Model Law: Safer Cars at the Point of Sale (2018) required motor vehicle dealers, before offering for sale any used vehicle, must perform an inquiry of a NMVTIS data provider on a vehicle and a copy of any applicable report must be provided to the consumer prior to a sale’s consummation.  A special disclosure is required on the vehicle if the report indicates prior wreck damage.

Model Transparent and Consistent Pricing of Motor Vehicle Add-Ons Act (2018) requires dealers to establish prices in advance for add-ons or some method for determining prices. Dealers must submit prices for their add-ons to the state attorney general, and the prices are posted online. Dealers must also post the available add-ons and their non-negotiable prices on each car offered for sale.

Model Consumer Amendments to Uniform Commercial Code Article 9 (2016) provides model language to amend the Uniform Commercial Code Article 9 to the extent it regulates consumer repossessions. States generally recognize that the UCC Art. 9 does not sufficiently consider the unique aspects of repossessions of motor vehicles, household goods, or manufactured homes, either through stand-alone legislation or variations to Article 9.

NCLC’s Model Manufactured Home Community Stability and Preservation Act (2023) sets forth model language to give residents of manufactured home communities an opportunity to purchase their communities. It requires the community owner to give the residents—and a state agency, the local housing authority, and the local licensing or health and safety enforcement agency—advance notice of any prospective sale of the community. The notice must include the price, terms, and conditions that the community owner has provisionally accepted or is prepared to accept.

Mediation Program for Distressed Homeowners: Judicial Foreclosure States (2022) creates a mediation process as an initial step in a judicial foreclosure. Detailed information is specified for the complaint in a judicial foreclosure.  The court clerk on receiving the complaint initiates the mediation process requiring the parties to come to mediation with specified information. No fees can be assessed, the complaint need not be answered, and the judicial proceeding is frozen until the mediator issues a report.
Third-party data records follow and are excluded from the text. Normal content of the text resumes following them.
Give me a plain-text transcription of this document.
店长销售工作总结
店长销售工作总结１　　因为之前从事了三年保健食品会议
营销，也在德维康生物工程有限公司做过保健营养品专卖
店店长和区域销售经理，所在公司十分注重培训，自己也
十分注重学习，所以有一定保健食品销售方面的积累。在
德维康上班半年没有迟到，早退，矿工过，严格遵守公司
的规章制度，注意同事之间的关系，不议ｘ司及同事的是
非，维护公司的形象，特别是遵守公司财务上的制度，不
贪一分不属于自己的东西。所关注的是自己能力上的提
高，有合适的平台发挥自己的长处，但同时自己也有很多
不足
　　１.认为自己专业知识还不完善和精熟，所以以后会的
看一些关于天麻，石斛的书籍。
Mediation Program for Distressed Homeowners: Non-Judicial Foreclosure States (2022) creates a state-run mediation process prior to a foreclosure. Prior to any foreclosure, the consumer and the state mediation agency must receive a detailed notice concerning a defaulted home mortgage.   After the notice is sent and until a mediator’s report, no fees can be assessed, or a foreclosure initiated.  The state agency initiates the mediation process requiring the parties to come to mediation with specified information.